Access to Personal Protective Equipment (PPE), such as gloves, masks and sanitiser is a big issue confronting the disability sector, according to ATSA executive officer, David Sinclair. “The community is placing demand on these items and it is necessary for the supply of assistive technologies (AT) to protect the participant and the supplier of AT supports,” he told F2L. “The hard fact is PPE is hard to get and in some instances the price that is been charged to purchase this equipment is extraordinary.
“The need to formally recognise that the supply and support of AT is an essential service by government. At this stage it is assumed that this will be the case however currently it is not.

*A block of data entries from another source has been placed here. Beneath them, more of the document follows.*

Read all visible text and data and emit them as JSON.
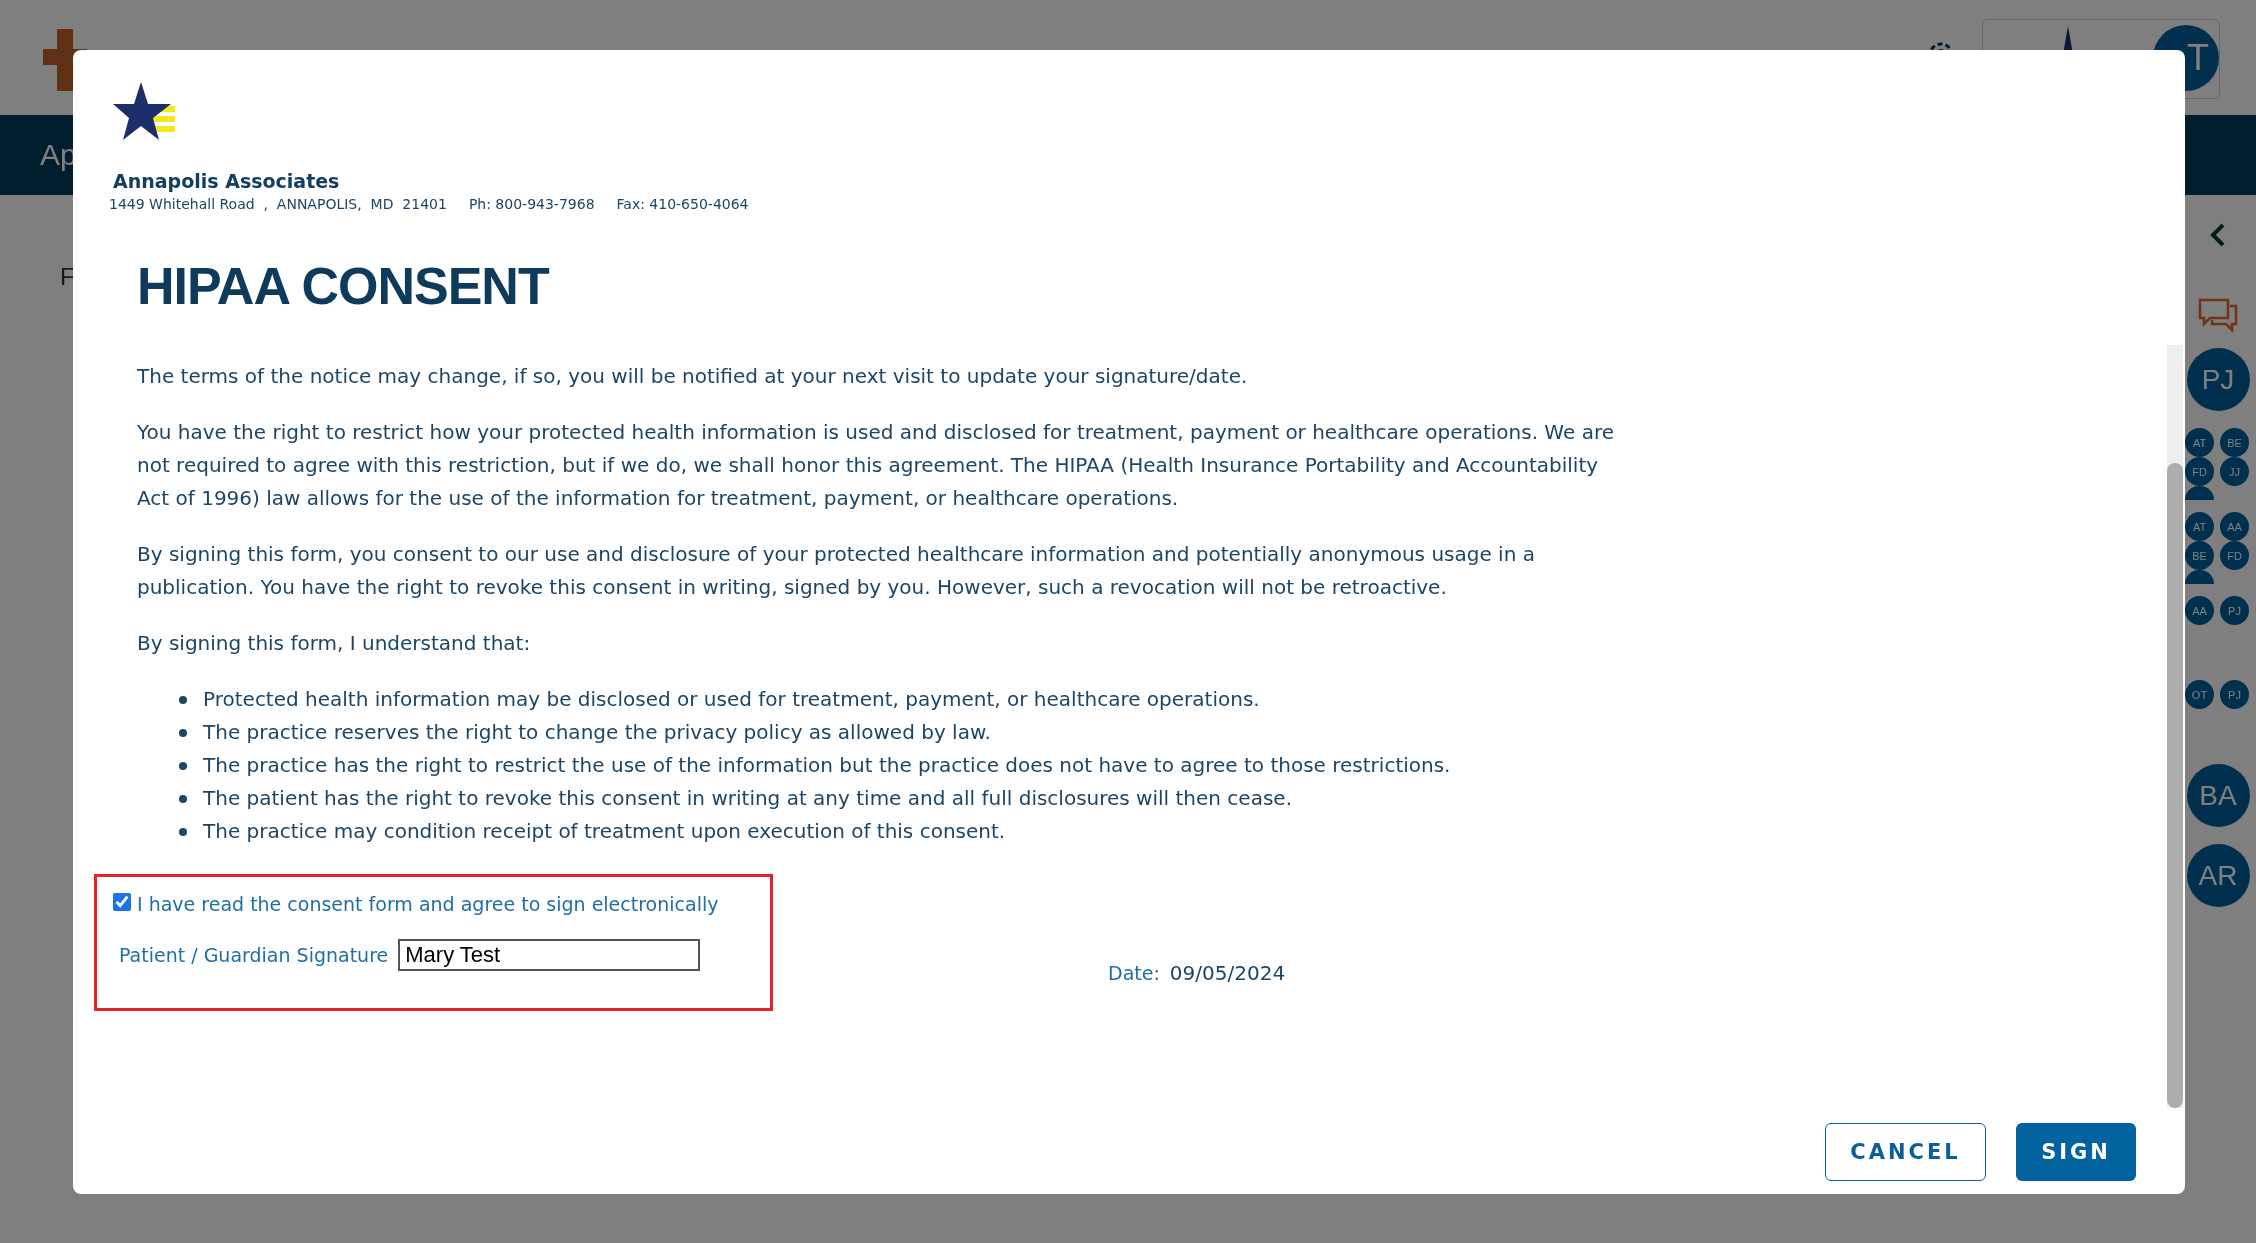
{
  "background": {
    "nav_label": "Ap",
    "content_label": "F",
    "user_avatar": "T",
    "side_panel": {
      "avatar_groups": [
        {
          "kind": "large",
          "initials": [
            "PJ"
          ],
          "cut": false
        },
        {
          "kind": "grid",
          "initials": [
            "AT",
            "BE",
            "FD",
            "JJ"
          ],
          "cut": true
        },
        {
          "kind": "grid",
          "initials": [
            "AT",
            "AA",
            "BE",
            "FD"
          ],
          "cut": true
        },
        {
          "kind": "grid",
          "initials": [
            "AA",
            "PJ"
          ],
          "cut": false
        },
        {
          "kind": "grid",
          "initials": [
            "OT",
            "PJ"
          ],
          "cut": false
        },
        {
          "kind": "large",
          "initials": [
            "BA"
          ],
          "cut": false
        },
        {
          "kind": "large",
          "initials": [
            "AR"
          ],
          "cut": false
        }
      ]
    }
  },
  "modal": {
    "practice": {
      "name": "Annapolis Associates",
      "address": "1449 Whitehall Road  ,  ANNAPOLIS,  MD  21401",
      "phone": "Ph: 800-943-7968",
      "fax": "Fax: 410-650-4064"
    },
    "title": "HIPAA CONSENT",
    "paragraphs": [
      "The terms of the notice may change, if so, you will be notified at your next visit to update your signature/date.",
      "You have the right to restrict how your protected health information is used and disclosed for treatment, payment or healthcare operations. We are not required to agree with this restriction, but if we do, we shall honor this agreement. The HIPAA (Health Insurance Portability and Accountability Act of 1996) law allows for the use of the information for treatment, payment, or healthcare operations.",
      "By signing this form, you consent to our use and disclosure of your protected healthcare information and potentially anonymous usage in a publication. You have the right to revoke this consent in writing, signed by you. However, such a revocation will not be retroactive.",
      "By signing this form, I understand that:"
    ],
    "bullets": [
      "Protected health information may be disclosed or used for treatment, payment, or healthcare operations.",
      "The practice reserves the right to change the privacy policy as allowed by law.",
      "The practice has the right to restrict the use of the information but the practice does not have to agree to those restrictions.",
      "The patient has the right to revoke this consent in writing at any time and all full disclosures will then cease.",
      "The practice may condition receipt of treatment upon execution of this consent."
    ],
    "consent": {
      "label": "I have read the consent form and agree to sign electronically",
      "checked": true,
      "highlighted": true
    },
    "signature": {
      "label": "Patient / Guardian Signature",
      "value": "Mary Test"
    },
    "date": {
      "label": "Date:",
      "value": "09/05/2024"
    },
    "buttons": [
      {
        "label": "CANCEL",
        "kind": "secondary"
      },
      {
        "label": "SIGN",
        "kind": "primary"
      }
    ]
  }
}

ATSA is working with the government to clarify this matter but is directing all AT providers to act as if the decision has already been made as these are an essential service.” (See following story for further details).
Another issue is coming from government processes and procedures, he said, due to the fast pace and changing environment and the need for good, clear, balanced decision making will be paramount.
“The requirements and expectation on the AT sector to ensure persons who use AT will be supported during a full lock down need to be understood. Details and rules cannot be made on the run, but through good consultation with the AT sector. ATSA is working together with the NDIA and the NDIS QSC with the aim of identifying what issues may arise and to have practical plans in place.
“The circumstance of reporting delivery of support risks to the Quality and Safeguards Commission is new for the AT sector and it is vital that this requirement is not misunderstood. It should not be viewed as a negative but a means to ensure the participant is able to be supported.
“Each business that is a registered provider of support is required to report any significant issue that will impact on their ability to provide supports. Compliance to this requirement is important to allow the Commission to manage the situation, along with supporting the supplier, and plan solutions to problems.”
He said most of the enquiries from suppliers to date have been around clarification of approach to the issue, e.g. Work Health and Safety care and the concern not to place the client at risk. Also, deciphering the latest announcement in the context of the AT industry and clarity on essential services.
Finally, Sinclair said it is easy to say but often harder to do in times of uncertainty but: “We will get through this and we need to focus on the business at hand, remember you are not alone. Do not forget the basics of business and customer service along with your responsibilities. If you need a hand ask for it, and last of all, we are all in this together.”